The story that Harry relates about Lena – including her possessive boyfriend, the head of a powerful bank, as well as Ray X, the spooky young hopeful writer – eventually intersects with Judit and Diego, Harry’s devoted friends (one of whom has a fateful confession to make), and all the threads of the tale eventually come together as superb melodrama.
As my companion in the theater noted, Almodóvar is a kind of Spanish version of Woody Allen – providing knowing set pieces of lives of artistic import and modern relationships. Almodóvar just provides a few twists on the typical Woody Allen approach: more gay, more Spanish, more melodramatic, and more modern. That makes him more interesting – willing to fly a bit higher, and take a few more dramatic risks – and yet, like Woody, Almodóvar insists on bringing his films, at the end, back down to a simple tale of “slice of life” and the quiet desperations of his middle class characters.

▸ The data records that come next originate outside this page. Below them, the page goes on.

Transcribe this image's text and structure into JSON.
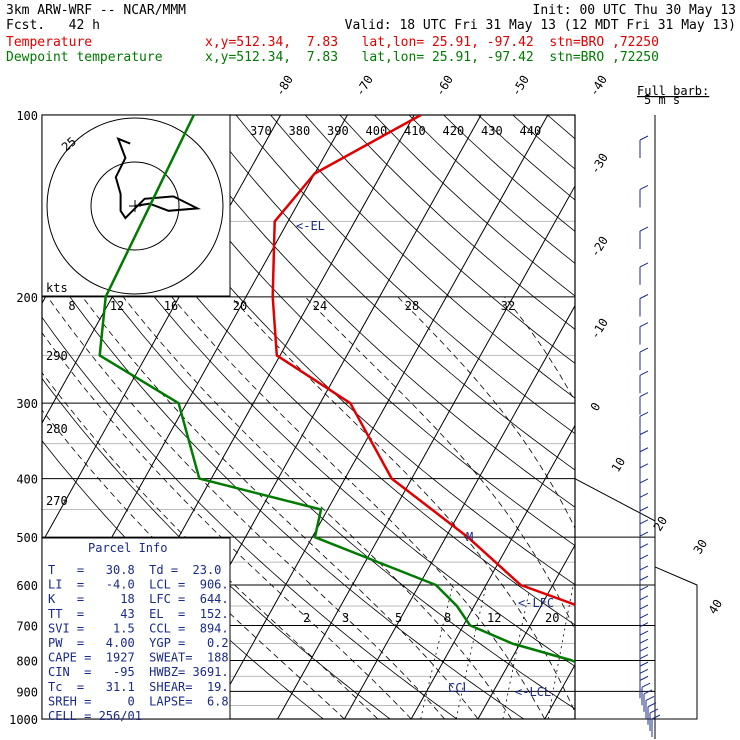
{
  "header": {
    "model": "3km ARW-WRF -- NCAR/MMM",
    "init": "Init: 00 UTC Thu 30 May 13",
    "fcst": "Fcst.   42 h",
    "valid": "Valid: 18 UTC Fri 31 May 13 (12 MDT Fri 31 May 13)",
    "temp_line": {
      "name": "Temperature",
      "info": "x,y=512.34,  7.83   lat,lon= 25.91, -97.42  stn=BRO ,72250"
    },
    "dew_line": {
      "name": "Dewpoint temperature",
      "info": "x,y=512.34,  7.83   lat,lon= 25.91, -97.42  stn=BRO ,72250"
    }
  },
  "colors": {
    "temperature": "#e00000",
    "dewpoint": "#007a00",
    "isotherm": "#000000",
    "annotation": "#1a2a8a"
  },
  "wind_legend": {
    "title": "Full barb:",
    "unit": "5 m s"
  },
  "hodograph": {
    "axis_label": "kts",
    "ring_label": "25",
    "speed_ticks": [
      "8",
      "12",
      "16",
      "20",
      "24",
      "28",
      "32"
    ],
    "points_kts": [
      [
        0,
        0
      ],
      [
        6,
        1
      ],
      [
        14,
        -2
      ],
      [
        26,
        -1
      ],
      [
        16,
        4
      ],
      [
        4,
        3
      ],
      [
        -2,
        -3
      ],
      [
        -4,
        -5
      ],
      [
        -6,
        -2
      ],
      [
        -6,
        5
      ],
      [
        -8,
        12
      ],
      [
        -4,
        20
      ],
      [
        -7,
        28
      ],
      [
        -2,
        26
      ]
    ]
  },
  "chart_data": {
    "type": "line",
    "title": "",
    "ylabel": "",
    "xlabel": "",
    "ylim": [
      1000,
      100
    ],
    "y_scale": "log-pressure",
    "pressure_ticks": [
      "100",
      "200",
      "300",
      "400",
      "500",
      "600",
      "700",
      "800",
      "900",
      "1000"
    ],
    "isotherm_labels": [
      "-80",
      "-70",
      "-60",
      "-50",
      "-40",
      "-30",
      "-20",
      "-10",
      "0",
      "10",
      "20",
      "30",
      "40"
    ],
    "isentrope_labels": [
      "370",
      "380",
      "390",
      "400",
      "410",
      "420",
      "430",
      "440"
    ],
    "left_theta_labels": [
      "290",
      "280",
      "270"
    ],
    "mixing_ratio_labels": [
      "2",
      "3",
      "5",
      "8",
      "12",
      "20"
    ],
    "grid": true,
    "series": [
      {
        "name": "Temperature",
        "x": [
          31.8,
          27.0,
          24.3,
          22.2,
          20.8,
          19.1,
          15.3,
          10.9,
          5.6,
          -4.8,
          -16.7,
          -33.0,
          -45.5,
          -60.5,
          -66.0,
          -72.0,
          -70.0,
          -59.0
        ],
        "y": [
          1000,
          950,
          925,
          900,
          850,
          800,
          750,
          700,
          650,
          600,
          500,
          400,
          300,
          250,
          200,
          150,
          125,
          100
        ]
      },
      {
        "name": "Dewpoint temperature",
        "x": [
          20.5,
          21.5,
          21.1,
          18.4,
          15.6,
          9.2,
          -1.2,
          -9.0,
          -12.6,
          -17.5,
          -39.6,
          -41.0,
          -61.8,
          -71.2,
          -87.0,
          -91.0,
          -93.0
        ],
        "y": [
          1000,
          950,
          925,
          900,
          850,
          800,
          750,
          700,
          650,
          600,
          500,
          450,
          400,
          300,
          250,
          200,
          100
        ]
      }
    ],
    "annotations": [
      "<-EL",
      "<-LFC",
      "<-LCL",
      "CCL",
      "M"
    ],
    "wind_barbs_count": 40
  },
  "parcel_info": {
    "title": "Parcel Info",
    "rows": [
      "T   =   30.8  Td =  23.0",
      "LI  =   -4.0  LCL =  906.",
      "K   =     18  LFC =  644.",
      "TT  =     43  EL  =  152.",
      "SVI =    1.5  CCL =  894.",
      "PW  =   4.00  YGP =   0.2",
      "CAPE =  1927  SWEAT=  188",
      "CIN  =   -95  HWBZ= 3691.",
      "Tc  =   31.1  SHEAR=  19.",
      "SREH =     0  LAPSE=  6.8",
      "CELL = 256/01"
    ]
  }
}
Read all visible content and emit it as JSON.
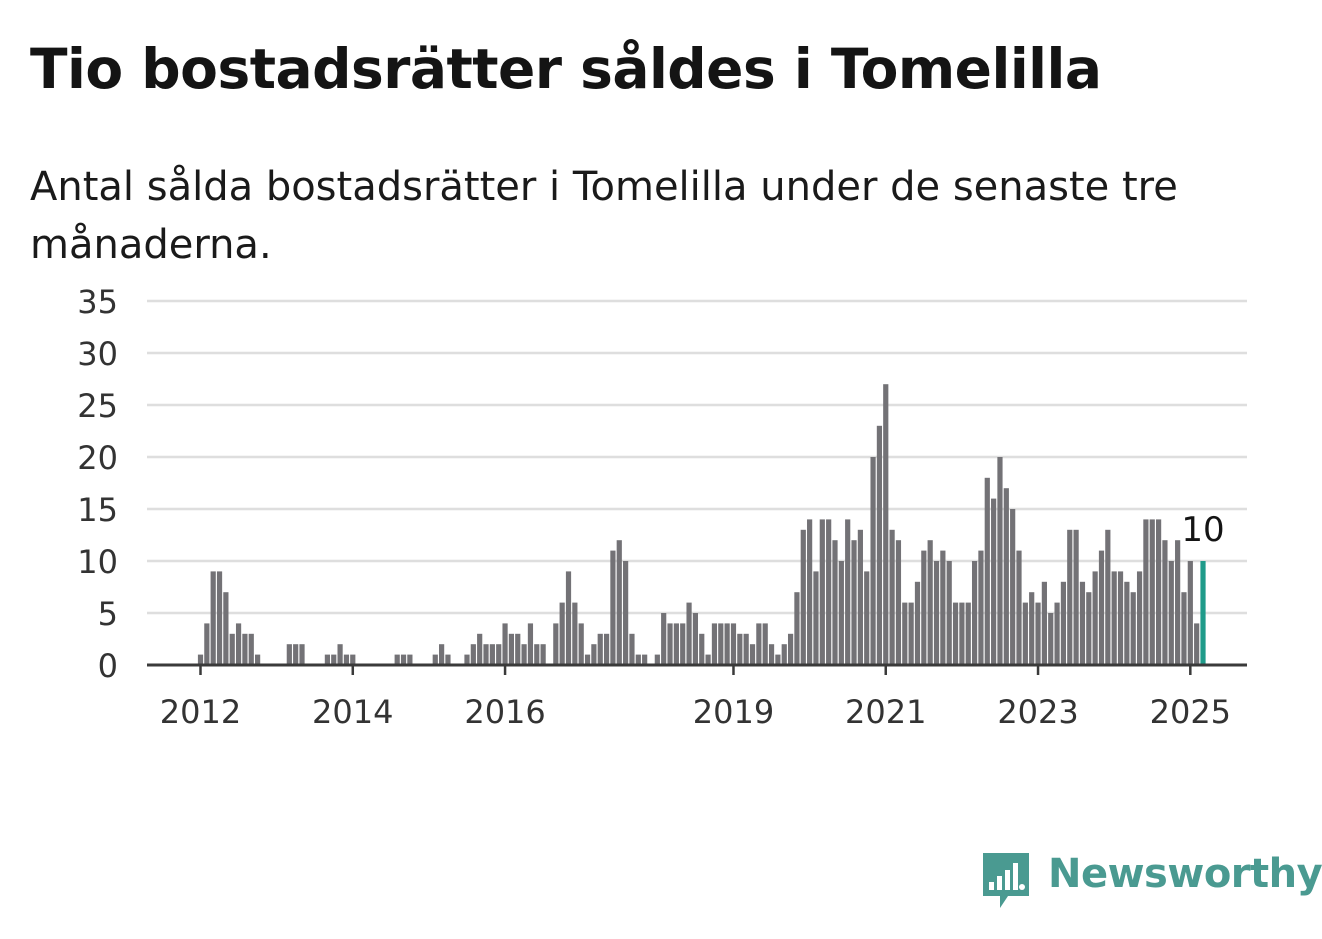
{
  "title": "Tio bostadsrätter såldes i Tomelilla",
  "subtitle": "Antal sålda bostadsrätter i Tomelilla under de senaste tre månaderna.",
  "brand": {
    "name": "Newsworthy",
    "color": "#4a9a91",
    "icon": "newsworthy-logo-icon"
  },
  "chart_data": {
    "type": "bar",
    "frequency": "monthly",
    "start": "2012-01",
    "end": "2025-01",
    "x_tick_labels": [
      "2012",
      "2014",
      "2016",
      "2019",
      "2021",
      "2023",
      "2025"
    ],
    "y_tick_labels": [
      "0",
      "5",
      "10",
      "15",
      "20",
      "25",
      "30",
      "35"
    ],
    "ylim": [
      0,
      35
    ],
    "grid": true,
    "bar_color": "#737276",
    "highlight_color": "#1f9b8a",
    "highlight_label": "10",
    "values": [
      1,
      4,
      9,
      9,
      7,
      3,
      4,
      3,
      3,
      1,
      0,
      0,
      0,
      0,
      2,
      2,
      2,
      0,
      0,
      0,
      1,
      1,
      2,
      1,
      1,
      0,
      0,
      0,
      0,
      0,
      0,
      1,
      1,
      1,
      0,
      0,
      0,
      1,
      2,
      1,
      0,
      0,
      1,
      2,
      3,
      2,
      2,
      2,
      4,
      3,
      3,
      2,
      4,
      2,
      2,
      0,
      4,
      6,
      9,
      6,
      4,
      1,
      2,
      3,
      3,
      11,
      12,
      10,
      3,
      1,
      1,
      0,
      1,
      5,
      4,
      4,
      4,
      6,
      5,
      3,
      1,
      4,
      4,
      4,
      4,
      3,
      3,
      2,
      4,
      4,
      2,
      1,
      2,
      3,
      7,
      13,
      14,
      9,
      14,
      14,
      12,
      10,
      14,
      12,
      13,
      9,
      20,
      23,
      27,
      13,
      12,
      6,
      6,
      8,
      11,
      12,
      10,
      11,
      10,
      6,
      6,
      6,
      10,
      11,
      18,
      16,
      20,
      17,
      15,
      11,
      6,
      7,
      6,
      8,
      5,
      6,
      8,
      13,
      13,
      8,
      7,
      9,
      11,
      13,
      9,
      9,
      8,
      7,
      9,
      14,
      14,
      14,
      12,
      10,
      12,
      7,
      10,
      4,
      10
    ]
  }
}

We can see the tightly controlled tone of the first half of the movie loosening up as Almodóvar navigates his way to the end – jumping between heightened pathos and incidental slice-of-life. This modulation of high/low is a signature Almodóvar style that, at first, he seemed to be growing out of here. Though that’s a bit disappointing, the ending makes sense of what’s come before in a satisfying enough way: Ray X eventually provides the missing part of the story that Harry has been searching for: what actually happened that night that Harry (then Mateo) went blind, and lost Lena forever.
There are a few things I think Almodóvar might have done that might have tied up his themes a bit more neatly: for instance, why does Diego not hide from Harry, as has been hidden from him, the reality of that fateful moment, which has been captured, in delicious irony, on film? It seems an obvious opportunity to plumb Diego’s character, and its relationship to Mateo, that Almodóvar has missed. After all, in a story about history, memory, and innocence, the next generation is what an audience comes to care most about - and indeed, represents the concerns of a mature story-teller. Instead, Almodóvar seems to have become enamored of his recreation of his earlier movie – the film-within-a-film that’s his re-telling of Women of the Verge – which is a neat trick...but the kind of thing we might expect from a younger director, and not nearly as important to the story as the boy and his future has become.
Which is why Almodóvar’s focus in the last half hour of the film (after the momentous confessions begin) seems to be off – broader, scattered, with the humorous irony of his early films but lacking the confidence and subtly we’ve been treated to until this point. In the end, Broken Embraces is about how a movie director chooses to perceive – and edit – the painful and pleasurable moments of the past, as well as how we relive our histories through the lives around us. Almodóvar manages to keep that delicate tone in balance for most of the movie, and just a few more delicate scenes at the end to tie it all together would have made this a mature masterpiece, indeed.